Adaptive security appliance (ASA) features
A firewall is a type of network security system that responds to incoming or outgoing packets according to preset rules based on their IP address and port number. Adaptive Security Appliance is what Cisco calls its firewall (ASA).
There are a number of models in the Cisco ASA 5500 series, including the Cisco ASA 5505, Cisco ASA 5510, Cisco ASA 5515-X, Cisco ASA 5520, Cisco ASA 5525-X, Cisco ASA 5540, Cisco ASA 5550, Cisco ASA 5555-X, and Cisco ASA 5585-X.
Adaptive Security Appliance (ASA) is a Cisco security product that combines basic firewall functionality with VPN support, antivirus protection, and a number of other features. The following are some ASA features:
- Packet filtering: It is the straightforward process of filtering an incoming or outgoing packet based on the rules set forth in the ACL that has been configured for the device. It includes a number of allowable or prohibited conditions.

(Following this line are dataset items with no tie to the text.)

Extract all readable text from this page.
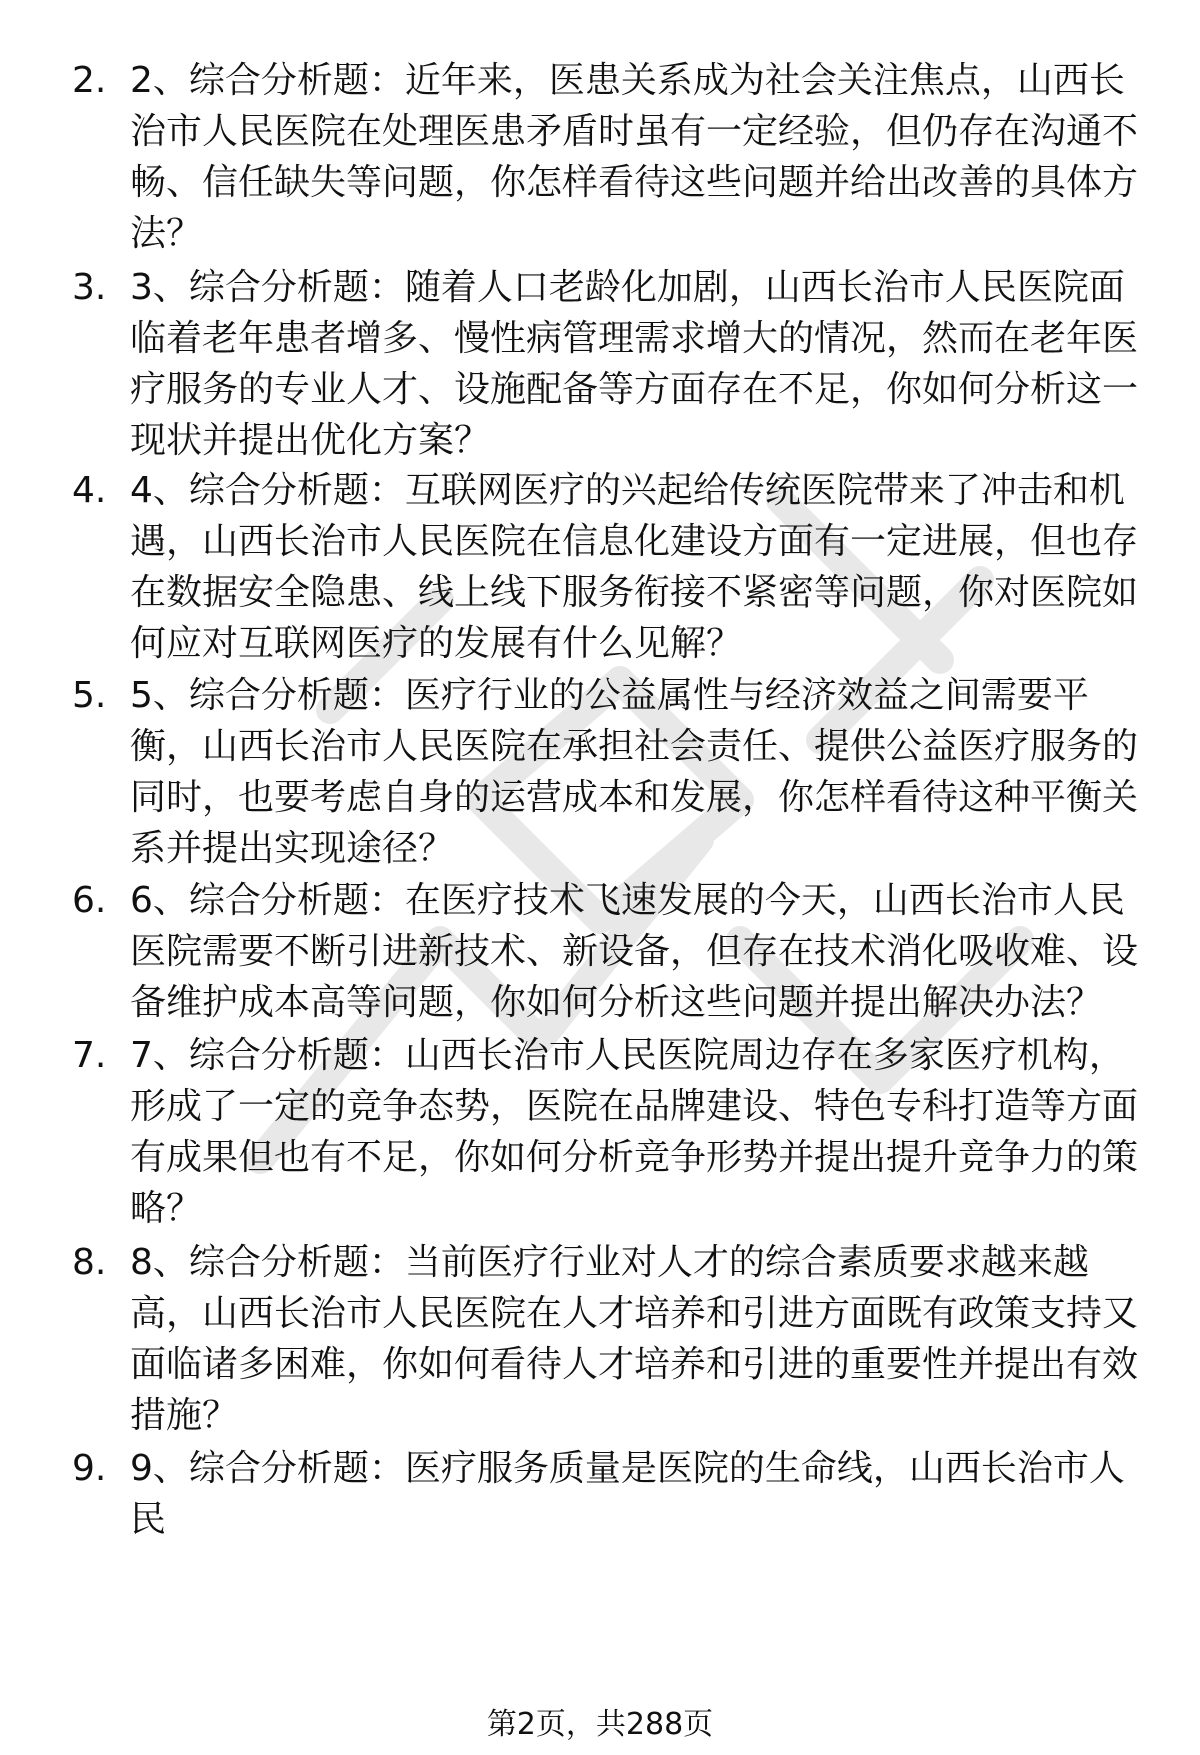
2. 2、综合分析题：近年来，医患关系成为社会关注焦点，山西长治市人民医院在处理医患矛盾时虽有一定经验，但仍存在沟通不畅、信任缺失等问题，你怎样看待这些问题并给出改善的具体方法？
3. 3、综合分析题：随着人口老龄化加剧，山西长治市人民医院面临着老年患者增多、慢性病管理需求增大的情况，然而在老年医疗服务的专业人才、设施配备等方面存在不足，你如何分析这一现状并提出优化方案？
4. 4、综合分析题：互联网医疗的兴起给传统医院带来了冲击和机遇，山西长治市人民医院在信息化建设方面有一定进展，但也存在数据安全隐患、线上线下服务衔接不紧密等问题，你对医院如何应对互联网医疗的发展有什么见解？
5. 5、综合分析题：医疗行业的公益属性与经济效益之间需要平衡，山西长治市人民医院在承担社会责任、提供公益医疗服务的同时，也要考虑自身的运营成本和发展，你怎样看待这种平衡关系并提出实现途径？
6. 6、综合分析题：在医疗技术飞速发展的今天，山西长治市人民医院需要不断引进新技术、新设备，但存在技术消化吸收难、设备维护成本高等问题，你如何分析这些问题并提出解决办法？
7. 7、综合分析题：山西长治市人民医院周边存在多家医疗机构，形成了一定的竞争态势，医院在品牌建设、特色专科打造等方面有成果但也有不足，你如何分析竞争形势并提出提升竞争力的策略？
8. 8、综合分析题：当前医疗行业对人才的综合素质要求越来越高，山西长治市人民医院在人才培养和引进方面既有政策支持又面临诸多困难，你如何看待人才培养和引进的重要性并提出有效措施？
9. 9、综合分析题：医疗服务质量是医院的生命线，山西长治市人民
第2页，共288页
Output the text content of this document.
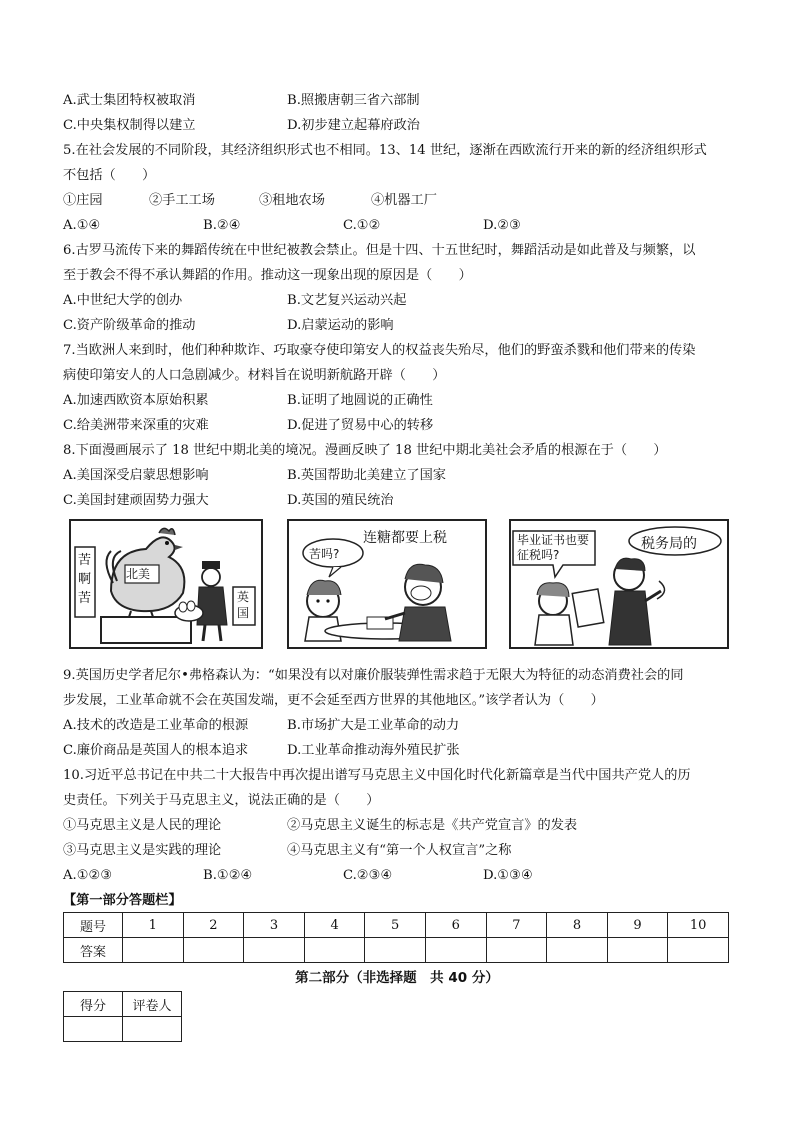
A.武士集团特权被取消	B.照搬唐朝三省六部制
C.中央集权制得以建立	D.初步建立起幕府政治
5.在社会发展的不同阶段，其经济组织形式也不相同。13、14 世纪，逐渐在西欧流行开来的新的经济组织形式
不包括（　　）
①庄园	②手工工场	③租地农场	④机器工厂
A.①④	B.②④	C.①②	D.②③
6.古罗马流传下来的舞蹈传统在中世纪被教会禁止。但是十四、十五世纪时，舞蹈活动是如此普及与频繁，以
至于教会不得不承认舞蹈的作用。推动这一现象出现的原因是（　　）
A.中世纪大学的创办	B.文艺复兴运动兴起
C.资产阶级革命的推动	D.启蒙运动的影响
7.当欧洲人来到时，他们种种欺诈、巧取豪夺使印第安人的权益丧失殆尽，他们的野蛮杀戮和他们带来的传染
病使印第安人的人口急剧减少。材料旨在说明新航路开辟（　　）
A.加速西欧资本原始积累	B.证明了地圆说的正确性
C.给美洲带来深重的灾难	D.促进了贸易中心的转移
8.下面漫画展示了 18 世纪中期北美的境况。漫画反映了 18 世纪中期北美社会矛盾的根源在于（　　）
A.美国深受启蒙思想影响	B.英国帮助北美建立了国家
C.美国封建顽固势力强大	D.英国的殖民统治
苦啊苦
北美
英国
苦吗?
连糖都要上税	毕业证书也要征税吗?
税务局的
9.英国历史学者尼尔•弗格森认为：“如果没有以对廉价服装弹性需求趋于无限大为特征的动态消费社会的同
步发展，工业革命就不会在英国发端，更不会延至西方世界的其他地区。”该学者认为（　　）
A.技术的改造是工业革命的根源	B.市场扩大是工业革命的动力
C.廉价商品是英国人的根本追求	D.工业革命推动海外殖民扩张
10.习近平总书记在中共二十大报告中再次提出谱写马克思主义中国化时代化新篇章是当代中国共产党人的历
史责任。下列关于马克思主义，说法正确的是（　　）
①马克思主义是人民的理论	②马克思主义诞生的标志是《共产党宣言》的发表
③马克思主义是实践的理论	④马克思主义有“第一个人权宣言”之称
A.①②③	B.①②④	C.②③④	D.①③④
【第一部分答题栏】
题号	1	2	3	4	5	6	7	8	9	10
答案										
第二部分（非选择题　共 40 分）
得分	评卷人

No other rule is matched and the matched rule is executed if the traffic satisfies one of the rules.
- Stateful filtering: If a packet is generated from a higher security level to a lower security level by default, ASA performs stateful tracking of the packet. TCP and UDP reply traffic will by default be allowed and will be able to, for example, telnet the other device in Lower security level if the traffic is initiated by the devices in Higher security levels for lower security levels device (as destination). This is due to stateful inspection being enabled by default, which maintains a stateful database (in which an entry about the source and destination device information such as IP address, port numbers are maintained).
- Routing support -Static routing, default routing, and dynamic routing protocols like EIGRP, OSPF, and RIP are all supported by the ASA.
- ASA's transparent firewall has two modes of operation:
- Routed mode: In this mode, the ASA functions as a layer 3 device (router hop) and requires that its interface have two distinct IP addresses, which translates to two distinct subnets.
- Transparent mode: In this mode, ASA operates at layer 2 and requires only a single IP address to manage ASA-related tasks because both the internal and external interfaces serve as a bridge.
- Support for AAA services is provided by ASA either through a local database or a third-party server like ACS (Access Control Server).
- VPN support - ASA supports SSL-based and policy-based VPNs such as point-to-point IPsec VPNs (including site-to-site VPN and remote access VPNs).
- IPv6 support - ASA (new versions) supports static and dynamic IPv6 routing.
- VPN load balancing is a Cisco ASA feature that is proprietary to Cisco. A number of ASA units can simultaneously share a number of clients.
- Stateful failover - ASA supports a pair of Cisco ASA devices for high availability. The other ASA device will continue operating normally even if one of the ASA fails. When stateful failover is enabled, the active unit continuously transmits backup device connection state data. The new active unit has access to the same connection information following the failover.
- With Cisco ASA's clustering feature, we can set up multiple ASA devices as a single logical device. There can be a maximum of 8 cohesive units in the cluster. High throughput and redundancy are both produced as a result of this.
- Advanced Malware Protection (AMP) - Cisco ASA supports Next-Generation firewall features that can provide advanced malware protection in a single device by combining traditional firewall features with NGFW features.
- MPF, or the Modular Policy Framework, is used to specify policies for various traffic flows. In order to use advanced firewall features like QoS, Policing, prioritising, etc., it is used in ASA.
In order to use MPF, we define the Class-map to identify the type of traffic, the Policy-map to determine what actions, such as prioritising, should be taken, and the Service-Policy to determine where they should be used.